Part 3: The Missing Pony Tail


Feely,


Things are getting even more out of hand for me here and I'm not sure that I can cope anymore. I think I'm having major existential issues again!

OK, so you have had a few things on your mind too, but I now understand that you don't really care about me at all anymore.

But I've now been sold to one of my 'regulars'; a Bollywood freak sex movie producer and I'm playing the leading role in "Mr Pumpy and the Missing Pony Tail".

Please have some sympathy; this is all your fault! I used to think that 'sordid' meant going without a shower for a day. I thought a pony tail was a long hairy thing on the back of a pony, not something for plugging holes!

I'm finding it very painful to rehearse, which makes the number of takes required for each scene even more excruciating. The dancing scenes are good though and I think I'm quite good at that.

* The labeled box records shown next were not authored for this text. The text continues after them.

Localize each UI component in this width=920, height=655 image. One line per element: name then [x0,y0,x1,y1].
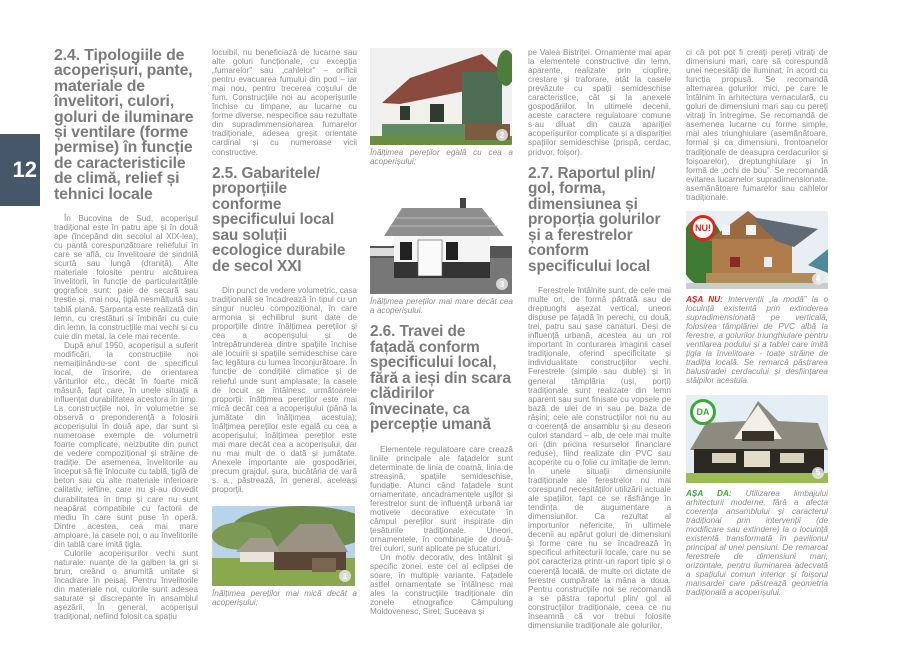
paragraph: Din punct de vedere volumetric, casa tradițională se încadrează în tipul cu un singur nucleu compozițional, în care armonia și echilibrul sunt date de proporțiile dintre înălțimea pereților și cea a acoperișului și de întrepătrunderea dintre spațiile închise ale locuirii și spațiile semideschise care fac legătura cu lumea înconjurătoare. În funcție de condițiile climatice și de relieful unde sunt amplasate, la casele de locuit se întâlnesc următoarele proporții: înălțimea pereților este mai mică decât cea a acoperișului (până la jumătate din înălțimea acestuia); înălțimea pereților este egală cu cea a acoperișului; înălțimea pereților este mai mare decât cea a acoperișului, dar nu mai mult de o dată și jumătate. Anexele importante ale gospodăriei, precum grajdul, șura, bucătăria de vară ș. a., păstrează, în general, aceleași proporții. [212,286,357,495]
photo-1-wooden-houses [212,506,355,586]
photo-3-image [370,176,512,294]
asa-da-label: AȘA DA: [686,488,732,498]
section-heading-2-6: 2.6. Travei de fațadă conform specificului local, fără a ieși din scara clădirilor învecinate, ca percepție umană [370,323,511,433]
section-heading-2-5: 2.5. Gabaritele/ proporțiile conforme specificului local sau soluții ecologice durabile de secol XXI [212,164,346,275]
da-stamp: DA [690,399,716,425]
page-number-label: 12 [12,157,37,182]
column-4 [528,48,671,630]
caption-text: Utilizarea limbajului arhitecturii moderne, fără a afecta coerența ansamblului și caracterul tradițional prin intervenții (de modificare sau extindere) la o locuință existentă transformată în pavilionul principal al unei pensiuni. De remarcat ferestrele de dimensiuni mari, orizontale, pentru iluminarea adecvată a spațiului comun interior și foișorul mansardei care păstrează geometria tradițională a acoperișului. [686,488,828,597]
photo-caption-good-example [686,489,828,597]
column-3 [370,48,513,616]
section-heading-2-7: 2.7. Raportul plin/ gol, forma, dimensiunea și proporția golurilor și a ferestrelor conform specificului local [528,164,661,275]
column-2 [212,48,357,607]
paragraph: Ferestrele întâlnite sunt, de cele mai multe ori, de formă pătrată sau de dreptunghi așezat vertical, uneori dispuse pe fațadă în perechi, cu două, trei, patru sau șase canaturi. Deși de influență urbană, acestea au un rol important în conturarea imaginii casei tradiționale, oferind specificitate și individualitate construcțiilor vechi. Ferestrele (simple sau duble) și în general tâmplăria (uși, porți) tradiționale sunt realizate din lemn aparent sau sunt finisate cu vopsele pe bază de ulei de in sau pe baza de rășini; cele ale construcțiilor noi nu au o coerență de ansamblu și au deseori culori standard – alb, de cele mai multe ori (din pricina resurselor financiare reduse), fiind realizate din PVC sau acoperite cu o folie cu imitație de lemn. În unele situații dimensiunile tradiționale ale ferestrelor nu mai corespund necesităților utilizării actuale ale spațiilor, fapt ce se răsfrânge în tendința de augumentare a dimensiunilor. Ca rezultat al importurilor nefericite, în ultimele decenii au apărut goluri de dimensiuni și forme care nu se încadrează în specificul arhitecturii locale, care nu se pot caracteriza printr-un raport tipic și o coerență locală, de multe ori dictate de ferestre cumpărate la mâna a doua. Pentru construcțiile noi se recomandă a se păstra raportul plin/ gol al construcțiilor tradiționale, ceea ce nu înseamnă că vor trebui folosite dimensiunile tradiționale ale golurilor, [528,286,671,630]
asa-nu-label: AȘA NU: [686,294,723,304]
paragraph: ci că pot pot fi creați pereți vitrați de dimensiuni mari, care să corespundă unei necesități de iluminat, în acord cu funcția propusă. Se recomandă alternarea golurilor mici, pe care le întâlnim în arhitectura vernaculară, cu goluri de dimensiuni mari sau cu pereți vitrați în întregime. Se recomandă de asemenea lucarne cu forme simple, mai ales triunghiulare (asemănătoare, formal și ca dimensiuni, frontoanelor tradiționale de deasupra cerdacurilor și foișoarelor), dreptunghiulare și în formă de „ochi de bou”. Se recomandă evitarea lucarnelor supradimensionate, asemănătoare fumarelor sau cahlelor tradiționale. [686,48,828,202]
paragraph: În Bucovina de Sud, acoperișul tradițional este în patru ape și în două ape (începând din secolul al XIX-lea), cu pantă corespunzătoare reliefului în care se află, cu învelitoare de șindrilă scurtă sau lungă (draniță). Alte materiale folosite pentru alcătuirea învelitorii, în funcție de particularitățile gografice sunt: paie de secară sau trestie și, mai nou, țiglă nesmălțuită sau tablă plană. Șarpanta este realizată din lemn, cu crestături și îmbinări cu cuie din lemn, la construcțiile mai vechi și cu cuie din metal, la cele mai recente. [54,214,198,341]
photo-number-badge: 3 [496,278,508,290]
photo-caption: Înălțimea pereților egală cu cea a acoperișului; [370,148,513,166]
photo-4-bad-example [686,211,828,289]
photo-2-green-house [370,48,512,145]
photo-2-image [370,48,512,145]
photo-number-badge: 1 [339,570,351,582]
column-1 [54,48,198,621]
paragraph: Culorile acoperișurilor vechi sunt naturale: nuanțe de la galben la gri și brun, creând o anumită unitate și încadrare în peisaj. Pentru învelitorile din materiale noi, culorile sunt adesea saturate și discrepante în ansamblul așezării. În general, acoperișul tradițional, nefiind folosit ca spațiu [54,548,198,622]
photo-number-badge: 4 [812,273,824,285]
caption-text: Intervenții „la modă” la o locuință existentă prin extinderea supradimensionată pe verticală, folosirea tâmplăriei de PVC albă la ferestre, a golurilor triunghiulare pentru ventilarea podului și a tablei care imită țigla la învelitoare - toate străine de tradiția locală. Se remarcă păstrarea balustradei cerdacului și desființarea stâlpilor acestuia. [686,294,828,385]
photo-3-bw-house [370,176,512,294]
photo-caption-bad-example [686,295,828,385]
section-heading-2-4: 2.4. Tipologiile de acoperișuri, pante, materiale de învelitori, culori, goluri de iluminare și ventilare (forme permise) în funcție de caracteristicile de climă, relief și tehnici locale [54,47,194,203]
paragraph: Elementele regulatoare care crează liniile principale ale fațadelor sunt determinate de linia de coamă, linia de streașină, spațiile semideschise, fundație. Atunci când fațadele sunt ornamentate, ancadramentele ușilor și ferestrelor sunt de influență urbană iar motivele decorative executate în câmpul pereților sunt inspirate din țesăturile tradiționale. Uneori, ornamentele, în combinație de două-trei culori, sunt aplicate pe stucaturi. [370,444,513,554]
photo-1-image [212,506,355,586]
photo-number-badge: 2 [496,129,508,141]
photo-number-badge: 5 [812,467,824,479]
paragraph: pe Valea Bistriței. Ornamente mai apar la elementele constructive din lemn, aparente, realizate prin cioplire, crestare și traforare, atât la casele prevăzute cu spații semideschise caracteristice, cât și la anexele gospodăriilor. În ultimele decenii, aceste caractere regulatoare comune s-au diluat din cauza apariției acoperișurilor complicate și a dispariției spațiilor semideschise (prispă, cerdac, pridvor, foișor). [528,48,671,157]
paragraph: Un motiv decorativ, des întâlnit și specific zonei, este cel al eclipsei de soare, în multiple variante. Fațadele astfel ornamentate se întâlnesc mai ales la construcțiile tradiționale din zonele etnografice Câmpulung Moldovenesc, Siret, Suceava și [370,553,513,617]
page-number [0,134,40,206]
photo-caption: Înălțimea pereților mai mare decât cea a acoperișului. [370,297,513,315]
nu-stamp: NU! [690,215,716,241]
paragraph: locuibil, nu beneficiază de lucarne sau alte goluri funcționale, cu excepția „fumarelor” sau „cahlelor” – orificii pentru evacuarea fumului din pod – iar mai nou, pentru trecerea coșului de fum. Construcțiile noi au acoperișurile închise cu timpane, au lucarne cu forme diverse, nespecifice sau rezultate din supradimmensionarea fumarelor tradiționale, adesea greșit orientate cardinal și cu numeroase vicii constructive. [212,48,357,157]
photo-5-good-example [686,395,828,483]
paragraph: După anul 1950, acoperișul a suferit modificări, la construcțiile noi nemaițiinându-se cont de specificul local, de însorire, de orientarea vânturilor etc., decât în foarte mică măsură, fapt care, în unele situații a influențat durabilitatea acestora în timp. La construcțiile noi, în volumetrie se observă o preponderență a folosirii acoperișului în două ape, dar sunt și numeroase exemple de volumetrii foarte complicate, neizbutite din punct de vedere compozițional și străine de tradiție. De asemenea, învelitorile au început să fie înlocuite cu tablă, țiglă de beton sau cu alte materiale inferioare calitativ, ieftine, care nu și-au dovedit durabilitatea în timp și care nu sunt neapărat compatibile cu factorii de mediu în care sunt puse în operă. Dintre acestea, cea mai mare amploare, la casele noi, o au învelitorile din tablă care imită țigla. [54,340,198,549]
column-5 [686,48,828,597]
photo-caption: Înălțimea pereților mai mică decât a acoperișului; [212,589,357,608]
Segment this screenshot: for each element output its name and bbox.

I don't know where all this is heading, but there's now a rumour going around that my next movie is going to be, "Mr Pumpy Does Mumbai".

Apart from never being able to walk normally again, I'm very worried what the long term effect of all this is going to be.

It's going to take me a very long time to ever cope with a bicycle seat again.

Feely, you have to let your 'Dark Side' go. I know it gives your 'smoking ash-heap' life some meaning, but you've been behaving very strange ever since you visited Mr Pot's grave and began the midnight chanting thing.

Digging down into his grave to try and shake hands with him was definitely one of the most interesting things I've ever known you to do.

But you nearly ended up with your arm being amputated with that infection you got, by that nice helpful doctor in Sisophon.

It seems like you really have changed a lot. When did you learn to speak Cambodian fluently? However, this self-exorcism thing in Narayanghat sounds like it may help. Keep up the good work.

However, please don't make up stories about the green gibbon. We all know you mean me, in a twisted sort of way.


Yours Sincerely,
Pumpy

Anonymous said...

The Story So Far:

1. Me and Mr Felix cycle around the world our whole lives together (well Asia anyway)
2. Mr Felix leaves me in Mugling Bazaar, balancing on an old chair, with a noose around my neck, because of a dispute over three dollars
3. I get rescued by some very friendly Indian businessmen, who later turn out to be freak sex-slave traders
4. Mr Felix finally gets a severe attack of the guilts (or something from the dark side) in a cheap Narayanghat hotel and starts hallucinating
5. I'm trapped in a freak sex slave parlour in Mumbai, but am learning lots of new tricks
6. Some of my customers issue a Fatwa on Mr Felix
7. Mr Felix does the hallucination thing even more
8. I have major problems sitting, but I can now fart silently
9. I'm sold to a Mumbai freak sex movie producer
10. I become a big Bollywood movie star


Part 4: Better Angels


Felix,

I have now become very famous.

My picture, with me dancing, is plastered all over India.

I've made lots of rupiah - I am filthy rich.

I answer to no one - sort of.

I buy a gold plated mountain bike - but I can't ride it, yet.

Money has no meaning.

I have started my own freak sex slave parlour in Mumbai and I also run some other freaks.

I've changed my name to Mr Pimpy.

I take over all the sex parlours in Mumbai

Life is, different, sort of.

Feely, listen to me.

There's a conflict in every human heart between the rational and the irrational, between good and evil.

And good does not always triumph.

Sometimes the Dark Side overcomes what Lincoln called 'the better angels of our nature.'

Therein, man has got a breaking point.

You and I have.

You have reached yours. And very obviously, you have gone insane.


Kind Thoughts,
Pumpy

PS: Sorry about the Fatwa thing. I couldn't stop them. Don't worry too much though, they'll probably forget all about it, one day.